Incarceration and Children
The problems of America’s prison system are extensive and diverse. Prisons are overcrowded and expensive. The justice system disproportionately locks up black and brown Americans from poor communities. America’s prisons are filled with down-on-their-luck veterans, drug addicts, mental health patients, and repeat offenders incapable of finding work with a criminal record. The bulk of America’s 2.3 million prisoners are locked up for non-violent crimes, and once released from prison more than half return within the next three years. Real rehabilitation programs are few and far between, and prison-to-work programs are even less common.
It is clear that America’s criminal justice system produces too many prisoners. Michelle Alexander’s book The New Jim Crow and several think tank reports all offer quantitative and qualitative analyses of the situation. Yet very little research has been done on one of the most tragic aspects of America’s prison problem: the lives of children with incarcerated parents.
In the 1970s there were about 350,000 minors with a parent in prison. Today, there are 2.7 million. Of those 2.7 million kids, many follow in their parents footsteps. According to a paper published by the US Department of Justice in 2010, 79,165 youths were labeled criminals and held in one of Americas 2,259 juvenile detention facilities. Of those 79,165 kids, there were 12,000 whose “most serious offense” was a technical, not criminal, violation of the requirements of their probation or parole. Another 3,000 are behind bars for “status” offenses, which are, as the U.S. Department of Justice explains, “behaviors that are not law violations for adults, such as running away, truancy, and incorrigibility.” The saddest part of this story is that the childhood jailing is mostly occurring in America’s poorest areas. Children who grow up in Greenwich, Connecticut are far less likely to receive jail time and a criminal record for trying marijuana, driving too fast, or refusing to go to school.
For the 2.7 million children with a parent behind bars, life is immeasurably difficult. Children with incarcerated parents are far more likely than their peers to grow up homeless. Homelessness immediately disadvantages children, making it difficult for them to do well in school, receive adequate health care, make friends, and enjoy their childhood. On top of likely homelessness, the child experiences familial instability and is highly likely to live in poverty.

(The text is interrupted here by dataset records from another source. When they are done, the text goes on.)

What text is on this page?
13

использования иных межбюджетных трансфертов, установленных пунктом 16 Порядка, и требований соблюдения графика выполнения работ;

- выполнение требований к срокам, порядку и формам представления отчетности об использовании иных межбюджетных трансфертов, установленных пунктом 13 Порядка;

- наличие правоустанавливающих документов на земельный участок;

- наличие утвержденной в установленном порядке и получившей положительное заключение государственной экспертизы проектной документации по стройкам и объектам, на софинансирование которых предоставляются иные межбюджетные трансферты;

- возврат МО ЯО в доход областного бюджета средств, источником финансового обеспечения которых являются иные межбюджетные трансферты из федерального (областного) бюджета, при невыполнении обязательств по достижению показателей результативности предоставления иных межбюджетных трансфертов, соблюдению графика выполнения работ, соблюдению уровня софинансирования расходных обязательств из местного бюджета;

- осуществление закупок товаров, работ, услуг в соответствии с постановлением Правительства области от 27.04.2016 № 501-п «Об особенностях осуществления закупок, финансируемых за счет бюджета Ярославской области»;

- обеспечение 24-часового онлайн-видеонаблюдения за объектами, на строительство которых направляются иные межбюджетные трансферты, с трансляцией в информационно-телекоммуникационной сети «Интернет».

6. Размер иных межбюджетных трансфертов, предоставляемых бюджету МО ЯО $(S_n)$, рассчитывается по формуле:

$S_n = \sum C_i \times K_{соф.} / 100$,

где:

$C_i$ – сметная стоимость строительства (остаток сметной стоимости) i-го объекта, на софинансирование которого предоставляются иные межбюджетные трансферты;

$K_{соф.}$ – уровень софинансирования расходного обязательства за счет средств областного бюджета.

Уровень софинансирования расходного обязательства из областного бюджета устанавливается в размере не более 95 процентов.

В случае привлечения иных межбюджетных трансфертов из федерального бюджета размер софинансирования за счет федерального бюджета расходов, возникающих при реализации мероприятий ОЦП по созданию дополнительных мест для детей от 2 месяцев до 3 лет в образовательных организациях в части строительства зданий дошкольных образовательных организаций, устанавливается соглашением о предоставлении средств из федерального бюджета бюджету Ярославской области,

Probably in good part because of their home situation, a 2011 report by Justice Strategies found that “45% of children with incarcerated parents had failing grades, compared with 20% of a their peers whose parents weren’t in prison.” Teachers are often wholly unaware of their students’ situation. Schools are not aware of a child’s parent’s arrest or incarceration unless the child or someone else lets them know.
There is also a serious stigma of having an incarcerated parent. One report notes that the children of incarcerated parents “often end up in foster care and have difficulties in school forming attachments with their peers.” To make matters worse, children grow up angry at their parent for “leaving them,” and that anger often manifests itself in rebellious teenage behavior. As the authors of the study assert, much more research needs to be done to understand the full breadth of the psychological consequences of parental incarceration.
A review entitled “Making a Better World for Children of Incarcerated Parents” by Professor of Law Myrna S. Raeder outlines how millions of children are at risk “not only for continuing an intergenerational cycle of crime, but also for entering the pipeline that extends from foster care, to school failure, homelessness, unemployability, poverty, and institutionalization.”
Raeder cites several studies and surveys that correlate parental incarceration with incidents of sexual and physical abuse as well as neglect. Those same children face early exposure to their parent’s mental illness, domestic violence, substance abuse, or other types of parental abuse or neglect within their household. Children are suffering from the “sins” of their fathers and mothers and from the flaws of America’s current mass incarceration system, and their suffering is for the most part invisible to the rest of the public. The invisibility is in part due to the demographics of incarceration. Children with incarcerated parents tend to be surrounded by other children in similar situations, but communities free from the cycle of crime feel little effect. It is shameful that the American public neglects this as an issue. If we are serious about promoting and protecting family values, we can begin by acknowledging that children are bearing the burden of America’s prison problem.